With mid-term elections nearing, Democrats saw an opportunity to energize a key constituency. Despite relatively quick passage in the House, Senate Majority Leader Tom Daschle dug in against the proposal, insisting that security workers must enjoy the same labor protections as fruit pickers and flight attendants. That turned out to be a crucial miscalculation, as November's election results would show.
Collaring the dirty bomber?
Although he'd been held in secret for more than a month, Jose Padilla didn't burst into the headlines until June 11, when Attorney General John Ashcroft announced that the Brooklyn-born Muslim convert was plotting to explode a nuclear device in the United States.
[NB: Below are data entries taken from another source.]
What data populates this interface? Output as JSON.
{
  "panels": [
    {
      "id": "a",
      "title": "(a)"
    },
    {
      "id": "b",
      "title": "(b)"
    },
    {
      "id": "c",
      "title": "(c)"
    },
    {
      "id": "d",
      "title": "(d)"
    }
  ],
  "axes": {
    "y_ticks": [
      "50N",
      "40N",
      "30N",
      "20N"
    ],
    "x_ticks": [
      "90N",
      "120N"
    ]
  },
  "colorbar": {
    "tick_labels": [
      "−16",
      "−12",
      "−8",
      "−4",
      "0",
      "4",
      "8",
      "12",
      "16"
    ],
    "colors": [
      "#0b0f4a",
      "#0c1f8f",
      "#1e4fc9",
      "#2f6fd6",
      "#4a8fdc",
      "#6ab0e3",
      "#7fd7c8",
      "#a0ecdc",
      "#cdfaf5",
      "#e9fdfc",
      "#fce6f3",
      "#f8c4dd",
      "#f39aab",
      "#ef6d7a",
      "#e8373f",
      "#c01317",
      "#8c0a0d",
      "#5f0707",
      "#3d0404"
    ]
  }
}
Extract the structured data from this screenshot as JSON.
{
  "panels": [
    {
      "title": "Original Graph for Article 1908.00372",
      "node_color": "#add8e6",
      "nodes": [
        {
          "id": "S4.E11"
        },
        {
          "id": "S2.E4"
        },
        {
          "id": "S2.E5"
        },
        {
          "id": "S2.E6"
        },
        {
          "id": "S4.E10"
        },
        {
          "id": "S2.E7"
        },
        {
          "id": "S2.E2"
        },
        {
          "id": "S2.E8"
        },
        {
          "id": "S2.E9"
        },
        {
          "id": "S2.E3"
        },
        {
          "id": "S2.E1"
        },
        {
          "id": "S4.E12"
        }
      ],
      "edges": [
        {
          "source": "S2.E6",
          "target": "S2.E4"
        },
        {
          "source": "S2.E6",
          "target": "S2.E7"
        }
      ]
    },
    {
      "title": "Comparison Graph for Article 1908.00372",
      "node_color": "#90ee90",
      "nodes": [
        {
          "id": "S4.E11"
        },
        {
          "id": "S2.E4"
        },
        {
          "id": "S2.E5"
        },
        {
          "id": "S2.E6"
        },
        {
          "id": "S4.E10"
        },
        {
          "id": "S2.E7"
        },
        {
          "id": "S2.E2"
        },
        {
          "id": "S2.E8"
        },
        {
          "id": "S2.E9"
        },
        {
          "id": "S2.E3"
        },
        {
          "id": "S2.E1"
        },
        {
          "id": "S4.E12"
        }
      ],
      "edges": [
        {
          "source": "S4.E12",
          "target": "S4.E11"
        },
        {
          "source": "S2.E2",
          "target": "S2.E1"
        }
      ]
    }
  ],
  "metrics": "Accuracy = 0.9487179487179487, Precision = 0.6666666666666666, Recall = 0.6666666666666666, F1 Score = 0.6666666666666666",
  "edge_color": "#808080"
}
Mr. Ashcroft described the would-be terrorist as a close associate of al-Qaeda who had received explosives training in Pakistan and Afghanistan. He was arrested in Chicago, where he was reportedly scouting locations for detonating a radioactive "dirty bomb."
Suburban nightmare
Suburban parents around the country started double-checking their window locks after Elizabeth Smart disappeared from an upper-middle-class neighborhood in Salt Lake City. The 14-year-old was kidnapped at gunpoint from the bedroom she shared with her 9-year-old sister. Authorities suspected the family's former handyman, who later died in prison, but the case remained unsolved at year-end.
Her case was the first of several child-abduction cases that dominated headlines through the summer and gave momentum to creation of more statewide Amber Alert plans. Amber Alerts began in Arlington, Texas, after the 1996 abduction and murder of 9-year-old Amber Hagerman.